Something crunched beneath his feet, and when he looked down, he saw shards of shimmering glass amid blooming carex and foxglove, all sprouting from a bed of green grass, untouched, as Hades suspected, by the winter storm ravishing New Athens.
His gaze shifted to the ruins of a greenhouse. It was the source of Persephone’s magic. Her early magic too, for the thing that blossomed from the earth was a strange, black trunk with long limbs that curled around the metal frame of the greenhouse, and crushed beneath those branches were many of Demeter’s flowers—prisoners who found themselves at her mercy and found none.
Now he understood where the glass had come from.
He wondered at what point she’d come to wreak havoc on her crystalline prison, and for a brief moment, he let himself marvel at how far Persephone had come—from creating life that mimicked the dead to coaxing blossoms from the earth as she stepped.
Hades took a step, and as he did, the glass beneath his feet was like thunder in the quiet meadow. He was well aware he was not alone. He could feel eyes tracking him but was not surprised that fear had driven any living thing from the meadow.
He turned, eyes roaming the scattered tree line.
“I know you’re there,” he said. “Come out.”
There was no action that followed his words.
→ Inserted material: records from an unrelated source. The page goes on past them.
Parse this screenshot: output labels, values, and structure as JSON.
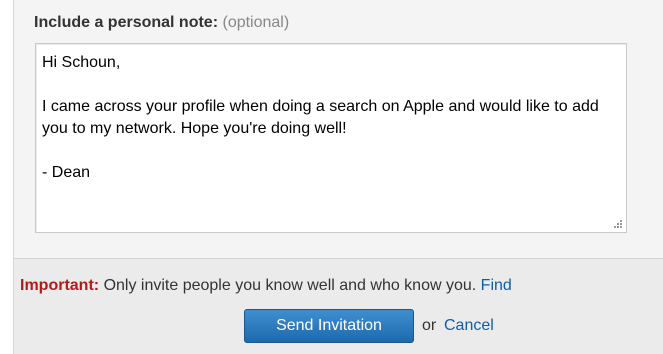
{
  "note": {
    "label": "Include a personal note:",
    "optional": "(optional)",
    "message": "Hi Schoun,\n\nI came across your profile when doing a search on Apple and would like to add you to my network. Hope you're doing well!\n\n- Dean"
  },
  "footer": {
    "important_label": "Important:",
    "important_text": "Only invite people you know well and who know you.",
    "find_link": "Find",
    "send_button": "Send Invitation",
    "or_text": "or",
    "cancel_link": "Cancel"
  },
  "colors": {
    "important_red": "#b31b1b",
    "link_blue": "#0e5fa8",
    "button_blue": "#2b78bd"
  }
}
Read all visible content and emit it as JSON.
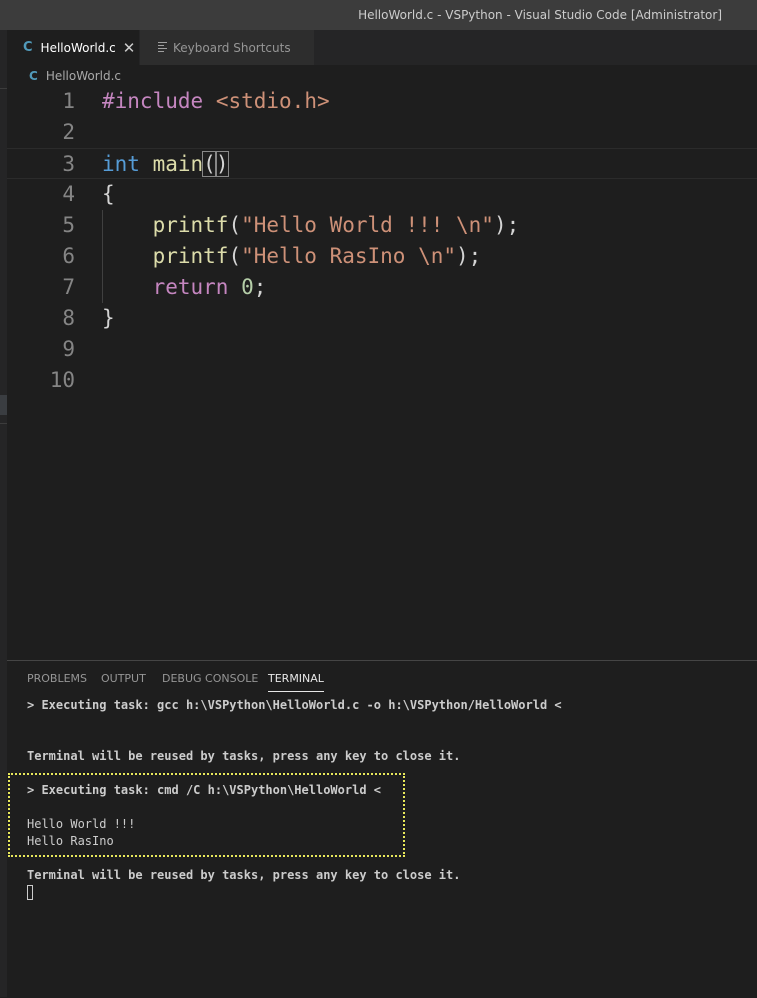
{
  "window": {
    "title": "HelloWorld.c - VSPython - Visual Studio Code [Administrator]"
  },
  "tabs": [
    {
      "label": "HelloWorld.c",
      "icon": "c-file-icon",
      "glyph": "C",
      "active": true,
      "close_glyph": "✕"
    },
    {
      "label": "Keyboard Shortcuts",
      "icon": "keyboard-shortcuts-icon",
      "active": false
    }
  ],
  "breadcrumb": {
    "glyph": "C",
    "file": "HelloWorld.c"
  },
  "editor": {
    "line_numbers": [
      "1",
      "2",
      "3",
      "4",
      "5",
      "6",
      "7",
      "8",
      "9",
      "10"
    ],
    "lines": [
      {
        "pp": "#include",
        "header": "<stdio.h>"
      },
      {},
      {
        "type": "int",
        "name": "main",
        "open": "(",
        "close": ")"
      },
      {
        "text": "{"
      },
      {
        "fn": "printf",
        "open": "(",
        "str": "\"Hello World !!! \\n\"",
        "close": ");"
      },
      {
        "fn": "printf",
        "open": "(",
        "str": "\"Hello RasIno \\n\"",
        "close": ");"
      },
      {
        "kw": "return",
        "num": "0",
        "end": ";"
      },
      {
        "text": "}"
      },
      {},
      {}
    ]
  },
  "panel": {
    "tabs": [
      "PROBLEMS",
      "OUTPUT",
      "DEBUG CONSOLE",
      "TERMINAL"
    ],
    "active_tab": "TERMINAL",
    "terminal": [
      "> Executing task: gcc h:\\VSPython\\HelloWorld.c -o h:\\VSPython/HelloWorld <",
      "Terminal will be reused by tasks, press any key to close it.",
      "> Executing task: cmd /C h:\\VSPython\\HelloWorld <",
      "Hello World !!!",
      "Hello RasIno",
      "Terminal will be reused by tasks, press any key to close it."
    ]
  },
  "colors": {
    "background": "#1e1e1e",
    "keyword": "#569cd6",
    "control": "#c586c0",
    "function": "#dcdcaa",
    "string": "#ce9178",
    "number": "#b5cea8",
    "highlight_border": "#e8e85a"
  }
}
“Come out or I shall come to you,” he said.
It was not an idle threat. He knew exactly where the nymphs had taken refuge. Beyond the tree line was a river, and from its banks, they watched.
They were naiads like Leuce.
He waited with far more patience than they deserved as they negotiated.
“Lady Demeter will murder you,” said one.
“She will turn you into a bird as she has always threatened,” said another. “And force us away from our home to the sea.”
“He would not harm us,” another countered. “He loves Lady Persephone.”
“It is not his wrath we fear,” said another.